Thursday, Nov. 08, 1990

From the Managing Editor

By Henry Muller

As roughly half the world's population, women would hardly seem to need to struggle for attention. Yet struggle is precisely what they have been doing in the final decades of the 20th century. Their endeavors deserve no less a word than revolution -- in expectations, accomplishments, self-realization and relationships with men. It is a revolution that, though far from complete, promises over time to bring about changes as profound for men and women as any that have occurred in Eastern Europe or the Soviet Union in the past year.

It was in this context that we decided it was time to prepare an entire issue on women. The subject is familiar to TIME readers. In 1972 we published a magazine almost wholly devoted to the American woman. In recent years, while following women's trials and triumphs in our weekly pages, we have done a number of cover stories on relevant topics, including the child-care crisis % (1987), abortion (1989 and 1990) and the future of feminism (1989). This time, however, we decided on a first: we would not only devote an entire magazine to the subject but make it an extra issue, one that would go to all our subscribers and be available on the newsstands for several weeks. We were pleased when Sears found our plans so intriguing that it offered to become the sole advertiser for this issue.

Many women on and off our staff were eager to contribute to the issue, and it is their efforts that chiefly fill these pages. But we decided early on that it would be inappropriate to confine our contributors to women, and thus we have also involved a number of male colleagues. It has been our goal to make the issue equally interesting to men and to women.

The issue was prepared under the direction of executive editor Edward Jamieson and senior editor Claudia Wallis, with support from virtually every bureau and department. Both editors are familiar with the subject, Jamieson as the overseer of TIME's culture, science and society coverage and Wallis as the author or editor of many stories about women. Says Wallis: "With this issue we were eager to look forward rather than back at the women's movement of the '70s.
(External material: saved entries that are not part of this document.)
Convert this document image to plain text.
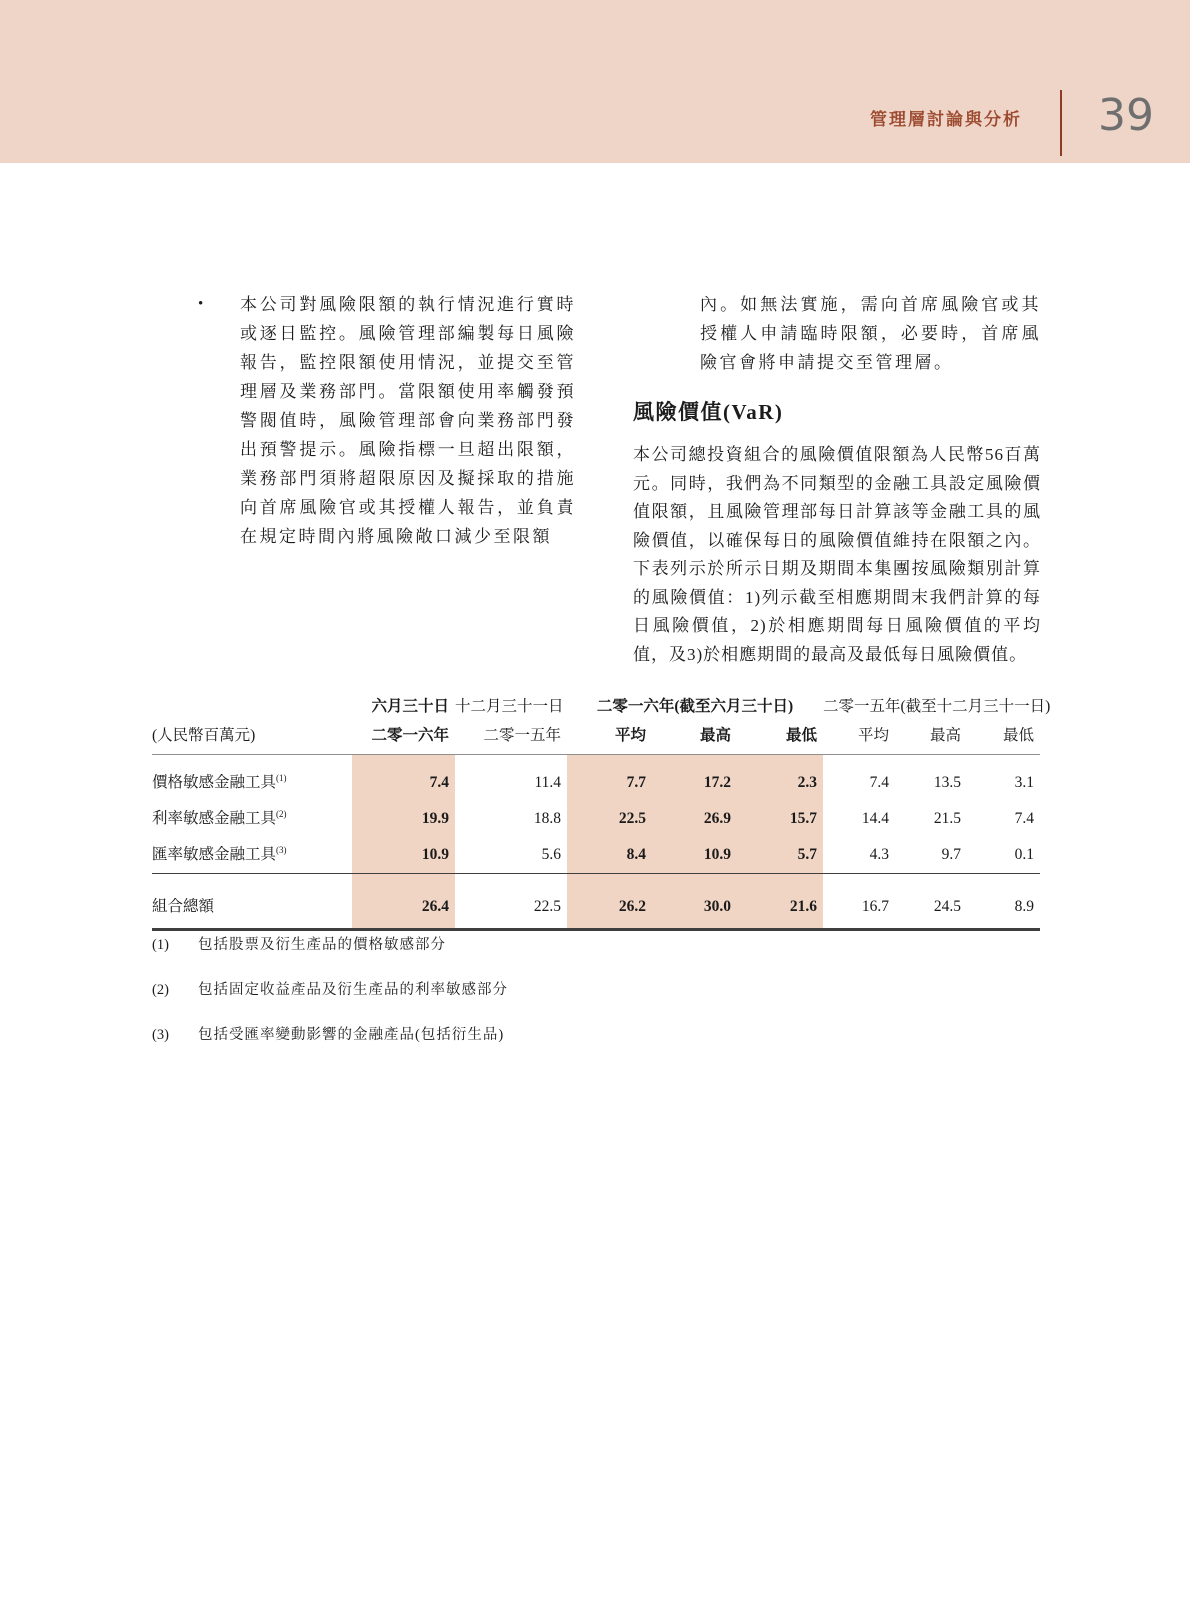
管理層討論與分析 39
•	本公司對風險限額的執行情況進行實時或逐日監控。風險管理部編製每日風險報告，監控限額使用情況，並提交至管理層及業務部門。當限額使用率觸發預警閥值時，風險管理部會向業務部門發出預警提示。風險指標一旦超出限額，業務部門須將超限原因及擬採取的措施向首席風險官或其授權人報告，並負責在規定時間內將風險敞口減少至限額
內。如無法實施，需向首席風險官或其授權人申請臨時限額，必要時，首席風險官會將申請提交至管理層。
風險價值(VaR)
本公司總投資組合的風險價值限額為人民幣56百萬元。同時，我們為不同類型的金融工具設定風險價值限額，且風險管理部每日計算該等金融工具的風險價值，以確保每日的風險價值維持在限額之內。下表列示於所示日期及期間本集團按風險類別計算的風險價值：1)列示截至相應期間末我們計算的每日風險價值，2)於相應期間每日風險價值的平均值，及3)於相應期間的最高及最低每日風險價值。
	六月三十日	十二月三十一日	二零一六年(截至六月三十日)			二零一五年(截至十二月三十一日)		
(人民幣百萬元)	二零一六年	二零一五年	平均	最高	最低	平均	最高	最低
價格敏感金融工具$^{(1)}$	7.4	11.4	7.7	17.2	2.3	7.4	13.5	3.1
利率敏感金融工具$^{(2)}$	19.9	18.8	22.5	26.9	15.7	14.4	21.5	7.4
匯率敏感金融工具$^{(3)}$	10.9	5.6	8.4	10.9	5.7	4.3	9.7	0.1

組合總額	26.4	22.5	26.2	30.0	21.6	16.7	24.5	8.9
(1)	包括股票及衍生產品的價格敏感部分
(2)	包括固定收益產品及衍生產品的利率敏感部分
(3)	包括受匯率變動影響的金融產品(包括衍生品)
We wanted to see how the next generation is likely to fare and to what degree women are changing the worlds of business, politics, the arts and other fields as they gain influence."

All of us found it exciting not only to reflect on the varied and often controversial currents that swirl around women's daily lives, struggles and victories in America today, but also to look at the challenges that lie ahead. We consider that task highly important, and TIME is committed to pursuing it without stint in the months and years ahead. We hope you get as much satisfaction from reading this issue as we did from preparing it.